Mapping of the region within the DHBV pre-S sequence required for gp180 interaction. (A) Schematic representation of a series of His-tagged pre-S polypeptides used to map the gp180 binding domain. The numbers on the left correspond to the lanes in panel B. The borders of each deletion are given at the right. The dashed lines reflect the borders of the minimal domain determined to be required for receptor interaction on PDHs competing DHBV infection (30). (B) Western blot probed with anti-gp180 antiserum, detecting gp180 bound to immobilized DHBV pre-S with or without (−) the presence of the respective competing pre-S polypeptide (1 to 10 in panel A).

FIG. 3

sgp180 efficiently inhibits DHBV infection. PDHs were incubated with a DHBV-containing duck serum (10² DNA-containing particles/cell; 14 h, 37°C) in the presence of increasing amounts of sgp180. On day 6 postinfection, the cells were harvested and assayed by DNA dot blotting for intracellular DHBV DNA. Values from two independent measurements were normalized to the value obtained in the absence of sgp180; bars indicate standard deviations. One microgram of sgp180 per milliliter corresponds to approximately 50 molecules of sgp180 per viral particle, assuming 10³ SVPs per DNA-containing virion.

FIG. 4

gp180 is concentrated in the Golgi apparatus. (A) PDHs prepared from a duckling were immunostained with an anti-gp180 antiserum and analyzed by confocal microscopy. (B) HuH7 cells were transfected with Myc epitope-tagged gp180. At 1 day posttransfection, the cells were fixed and coimmunostained for gp180 (tetramethylrhodamine) (left panel) and for endogenous TGN46 (fluorescein) (right panel). Fluorescence was analyzed by confocal microscopy (sequential scanning of the same cells).

FIG. 5

gp180 mediates uptake of DHBV particles or pre-S polypeptide in nonpermissive cells. HuH7 cells were transfected with gp180 (A, B, and C) or with gp180^Tm, a mutant lacking the cytoplasmic tail (D).
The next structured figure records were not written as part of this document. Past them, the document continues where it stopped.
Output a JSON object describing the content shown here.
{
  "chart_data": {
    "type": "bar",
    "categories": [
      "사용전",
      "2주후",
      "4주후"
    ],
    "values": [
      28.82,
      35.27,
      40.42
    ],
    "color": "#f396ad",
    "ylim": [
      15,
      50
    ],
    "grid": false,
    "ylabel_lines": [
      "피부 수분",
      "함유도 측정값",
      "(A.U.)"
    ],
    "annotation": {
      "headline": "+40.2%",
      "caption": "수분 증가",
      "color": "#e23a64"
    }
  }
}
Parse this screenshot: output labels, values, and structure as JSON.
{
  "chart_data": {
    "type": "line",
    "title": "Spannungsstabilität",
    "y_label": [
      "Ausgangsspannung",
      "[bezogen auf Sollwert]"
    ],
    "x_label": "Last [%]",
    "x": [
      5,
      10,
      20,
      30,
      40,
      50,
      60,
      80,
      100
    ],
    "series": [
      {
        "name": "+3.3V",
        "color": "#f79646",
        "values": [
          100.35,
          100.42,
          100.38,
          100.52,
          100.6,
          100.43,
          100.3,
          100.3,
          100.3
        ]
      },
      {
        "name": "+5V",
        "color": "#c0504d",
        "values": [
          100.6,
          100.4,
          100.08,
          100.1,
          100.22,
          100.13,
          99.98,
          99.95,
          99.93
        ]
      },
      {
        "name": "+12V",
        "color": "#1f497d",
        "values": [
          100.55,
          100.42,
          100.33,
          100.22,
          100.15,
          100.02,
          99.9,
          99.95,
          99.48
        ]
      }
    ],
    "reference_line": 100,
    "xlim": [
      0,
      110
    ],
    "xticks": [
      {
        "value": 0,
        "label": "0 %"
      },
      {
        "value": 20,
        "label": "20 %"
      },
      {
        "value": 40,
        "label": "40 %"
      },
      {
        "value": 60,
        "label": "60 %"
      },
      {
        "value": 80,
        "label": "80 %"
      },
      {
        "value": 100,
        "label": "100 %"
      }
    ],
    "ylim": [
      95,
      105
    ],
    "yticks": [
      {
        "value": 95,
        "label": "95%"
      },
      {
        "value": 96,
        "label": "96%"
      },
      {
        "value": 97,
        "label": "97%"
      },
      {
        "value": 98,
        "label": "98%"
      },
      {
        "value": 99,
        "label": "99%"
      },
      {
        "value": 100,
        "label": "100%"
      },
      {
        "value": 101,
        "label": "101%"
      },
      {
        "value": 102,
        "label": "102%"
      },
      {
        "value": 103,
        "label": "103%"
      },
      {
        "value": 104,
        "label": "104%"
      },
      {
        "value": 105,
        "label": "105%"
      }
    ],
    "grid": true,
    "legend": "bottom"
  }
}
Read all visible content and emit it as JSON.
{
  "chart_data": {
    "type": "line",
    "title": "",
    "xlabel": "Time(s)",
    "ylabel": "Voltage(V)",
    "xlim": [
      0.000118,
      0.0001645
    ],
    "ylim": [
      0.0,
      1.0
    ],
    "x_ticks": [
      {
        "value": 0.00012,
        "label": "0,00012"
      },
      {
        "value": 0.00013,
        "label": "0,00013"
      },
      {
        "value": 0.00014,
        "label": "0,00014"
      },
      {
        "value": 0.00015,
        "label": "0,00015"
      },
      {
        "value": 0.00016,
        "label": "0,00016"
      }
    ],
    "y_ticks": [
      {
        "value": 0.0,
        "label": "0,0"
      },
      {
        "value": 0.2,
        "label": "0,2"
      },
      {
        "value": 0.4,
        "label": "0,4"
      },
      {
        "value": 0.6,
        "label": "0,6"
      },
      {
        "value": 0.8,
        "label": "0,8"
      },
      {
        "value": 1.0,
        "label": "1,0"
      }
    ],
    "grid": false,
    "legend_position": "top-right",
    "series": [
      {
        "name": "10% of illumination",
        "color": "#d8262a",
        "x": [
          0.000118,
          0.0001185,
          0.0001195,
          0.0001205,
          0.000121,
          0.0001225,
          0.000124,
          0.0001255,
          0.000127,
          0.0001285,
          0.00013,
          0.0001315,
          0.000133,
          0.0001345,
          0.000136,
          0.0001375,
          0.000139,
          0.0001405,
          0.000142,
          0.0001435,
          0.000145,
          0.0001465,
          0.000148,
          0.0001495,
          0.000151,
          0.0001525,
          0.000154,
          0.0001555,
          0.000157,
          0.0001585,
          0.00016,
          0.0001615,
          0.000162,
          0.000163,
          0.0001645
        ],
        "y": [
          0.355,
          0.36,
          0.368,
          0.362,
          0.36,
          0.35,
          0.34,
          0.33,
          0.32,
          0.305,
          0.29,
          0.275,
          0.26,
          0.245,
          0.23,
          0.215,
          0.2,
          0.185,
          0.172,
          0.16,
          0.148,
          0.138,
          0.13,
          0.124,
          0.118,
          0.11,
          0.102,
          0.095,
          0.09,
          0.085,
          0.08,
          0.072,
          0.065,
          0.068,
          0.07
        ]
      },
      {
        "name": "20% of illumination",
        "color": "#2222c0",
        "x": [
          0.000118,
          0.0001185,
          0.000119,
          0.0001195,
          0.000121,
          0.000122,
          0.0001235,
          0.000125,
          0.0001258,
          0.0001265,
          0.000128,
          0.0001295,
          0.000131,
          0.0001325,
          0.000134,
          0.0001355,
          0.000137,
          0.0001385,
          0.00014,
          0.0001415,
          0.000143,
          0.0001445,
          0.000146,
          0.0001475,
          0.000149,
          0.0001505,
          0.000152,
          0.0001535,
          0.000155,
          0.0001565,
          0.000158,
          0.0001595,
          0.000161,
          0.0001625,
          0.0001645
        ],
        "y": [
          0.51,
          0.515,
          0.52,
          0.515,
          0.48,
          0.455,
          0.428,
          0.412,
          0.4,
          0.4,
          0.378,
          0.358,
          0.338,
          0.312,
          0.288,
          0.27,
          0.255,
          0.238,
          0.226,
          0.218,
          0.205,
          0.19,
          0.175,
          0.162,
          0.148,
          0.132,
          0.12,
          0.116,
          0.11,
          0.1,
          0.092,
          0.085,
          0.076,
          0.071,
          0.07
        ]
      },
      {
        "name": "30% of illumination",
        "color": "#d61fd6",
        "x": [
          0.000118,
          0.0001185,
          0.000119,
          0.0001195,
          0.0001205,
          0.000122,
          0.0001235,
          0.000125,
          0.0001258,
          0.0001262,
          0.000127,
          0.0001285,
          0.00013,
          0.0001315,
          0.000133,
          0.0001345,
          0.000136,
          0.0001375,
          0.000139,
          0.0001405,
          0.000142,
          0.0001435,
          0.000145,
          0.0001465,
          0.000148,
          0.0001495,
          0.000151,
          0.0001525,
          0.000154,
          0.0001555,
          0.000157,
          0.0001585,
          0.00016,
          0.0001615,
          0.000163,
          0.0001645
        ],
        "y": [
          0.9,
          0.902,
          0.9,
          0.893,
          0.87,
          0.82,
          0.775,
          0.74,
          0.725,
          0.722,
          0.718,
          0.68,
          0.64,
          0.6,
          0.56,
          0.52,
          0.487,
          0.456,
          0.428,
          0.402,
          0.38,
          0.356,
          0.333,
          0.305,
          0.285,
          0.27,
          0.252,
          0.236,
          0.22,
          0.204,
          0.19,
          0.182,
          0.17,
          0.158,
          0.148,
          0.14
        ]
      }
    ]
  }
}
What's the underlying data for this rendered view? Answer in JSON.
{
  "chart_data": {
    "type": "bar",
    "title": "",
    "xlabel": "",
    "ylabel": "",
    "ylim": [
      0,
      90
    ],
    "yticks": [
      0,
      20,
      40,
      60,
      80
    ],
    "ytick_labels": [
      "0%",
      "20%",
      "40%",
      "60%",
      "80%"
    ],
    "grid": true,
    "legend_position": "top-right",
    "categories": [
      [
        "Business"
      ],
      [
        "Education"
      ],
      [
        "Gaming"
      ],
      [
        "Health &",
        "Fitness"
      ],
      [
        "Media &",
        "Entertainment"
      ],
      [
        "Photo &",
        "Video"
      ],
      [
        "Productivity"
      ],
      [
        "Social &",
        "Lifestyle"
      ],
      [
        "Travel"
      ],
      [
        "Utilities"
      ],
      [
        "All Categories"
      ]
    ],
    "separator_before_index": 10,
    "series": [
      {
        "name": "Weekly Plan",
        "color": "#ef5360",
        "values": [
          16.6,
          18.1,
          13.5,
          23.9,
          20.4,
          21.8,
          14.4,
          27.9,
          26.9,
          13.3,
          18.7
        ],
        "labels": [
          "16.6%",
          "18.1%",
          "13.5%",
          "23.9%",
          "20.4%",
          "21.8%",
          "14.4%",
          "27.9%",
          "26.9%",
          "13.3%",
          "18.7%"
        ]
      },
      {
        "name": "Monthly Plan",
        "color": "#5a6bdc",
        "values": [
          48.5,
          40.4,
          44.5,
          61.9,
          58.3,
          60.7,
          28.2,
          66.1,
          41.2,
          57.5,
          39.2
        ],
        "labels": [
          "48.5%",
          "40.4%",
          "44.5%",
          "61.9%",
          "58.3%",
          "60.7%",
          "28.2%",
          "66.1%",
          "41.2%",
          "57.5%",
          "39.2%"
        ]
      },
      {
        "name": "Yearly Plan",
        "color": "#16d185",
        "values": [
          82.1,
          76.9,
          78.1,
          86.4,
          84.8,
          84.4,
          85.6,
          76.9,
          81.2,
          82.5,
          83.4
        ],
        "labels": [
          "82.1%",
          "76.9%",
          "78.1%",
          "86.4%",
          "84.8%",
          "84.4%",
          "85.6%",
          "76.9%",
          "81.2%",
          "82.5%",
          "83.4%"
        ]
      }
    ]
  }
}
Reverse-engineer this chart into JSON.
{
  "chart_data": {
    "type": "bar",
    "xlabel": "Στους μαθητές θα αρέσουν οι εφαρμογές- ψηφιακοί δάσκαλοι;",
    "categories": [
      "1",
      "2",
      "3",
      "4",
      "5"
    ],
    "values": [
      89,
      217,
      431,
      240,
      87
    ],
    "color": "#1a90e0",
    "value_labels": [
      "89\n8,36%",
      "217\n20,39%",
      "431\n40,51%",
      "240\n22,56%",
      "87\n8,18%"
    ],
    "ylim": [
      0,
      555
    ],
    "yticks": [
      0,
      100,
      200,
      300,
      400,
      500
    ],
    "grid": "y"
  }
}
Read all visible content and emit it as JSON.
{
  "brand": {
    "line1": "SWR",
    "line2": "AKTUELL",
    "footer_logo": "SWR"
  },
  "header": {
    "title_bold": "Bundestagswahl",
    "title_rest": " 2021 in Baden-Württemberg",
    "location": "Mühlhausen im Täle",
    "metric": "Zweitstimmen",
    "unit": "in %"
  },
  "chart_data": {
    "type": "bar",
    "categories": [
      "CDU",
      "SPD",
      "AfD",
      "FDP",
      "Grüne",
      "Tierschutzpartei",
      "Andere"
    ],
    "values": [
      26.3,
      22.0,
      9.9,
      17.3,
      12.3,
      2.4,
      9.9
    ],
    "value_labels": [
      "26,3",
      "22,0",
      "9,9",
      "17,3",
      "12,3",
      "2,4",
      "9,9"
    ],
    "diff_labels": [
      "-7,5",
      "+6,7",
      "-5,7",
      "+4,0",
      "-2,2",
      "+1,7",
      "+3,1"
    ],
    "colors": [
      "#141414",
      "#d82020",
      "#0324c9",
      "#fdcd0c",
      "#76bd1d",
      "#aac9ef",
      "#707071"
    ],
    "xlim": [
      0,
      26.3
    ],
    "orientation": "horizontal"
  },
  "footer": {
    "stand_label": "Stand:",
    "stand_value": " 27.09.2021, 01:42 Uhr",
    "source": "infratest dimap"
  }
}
After incubation with fluorescein-labeled DHBV particles (A and B) or pre-S (C and D), the cells were fixed and immunostained for the transfected gp180 (red fluorescence). Nuclei were stained with DAPI (A) (blue fluorescence). Fluorescence was analyzed either by conventional fluorescence microscopy, using sequential multiple exposures of the same cells (A), or by confocal fluorescence microscopy (B, C, and D) (simultaneous scans).

FIG. 6

Efficient gp180–pre-S interaction is restricted to the hosts of avian hepadnaviruses. (A) Proteins from heron liver, bound to HHBV pre-S–Sepharose in the absence (−) or the presence (+) of 250 pmol of free HHBV pre-S as a competitor, were eluted and analyzed by SDS-PAGE and silver staining. (B) Anti-gp180 immunoblot from a similar experiment comparing the affinities of binding of duck liver gp180 and the homologous protein from chicken liver to a DHBV pre-S–matrix. Free DHBV pre-S was used as a competitor to demonstrate specific binding (+). Similar levels of protein from either species were present during the binding reaction, and the antibody used detected the proteins from duck and chicken equally well. Molecular masses (in kilodaltons) are indicated on the right.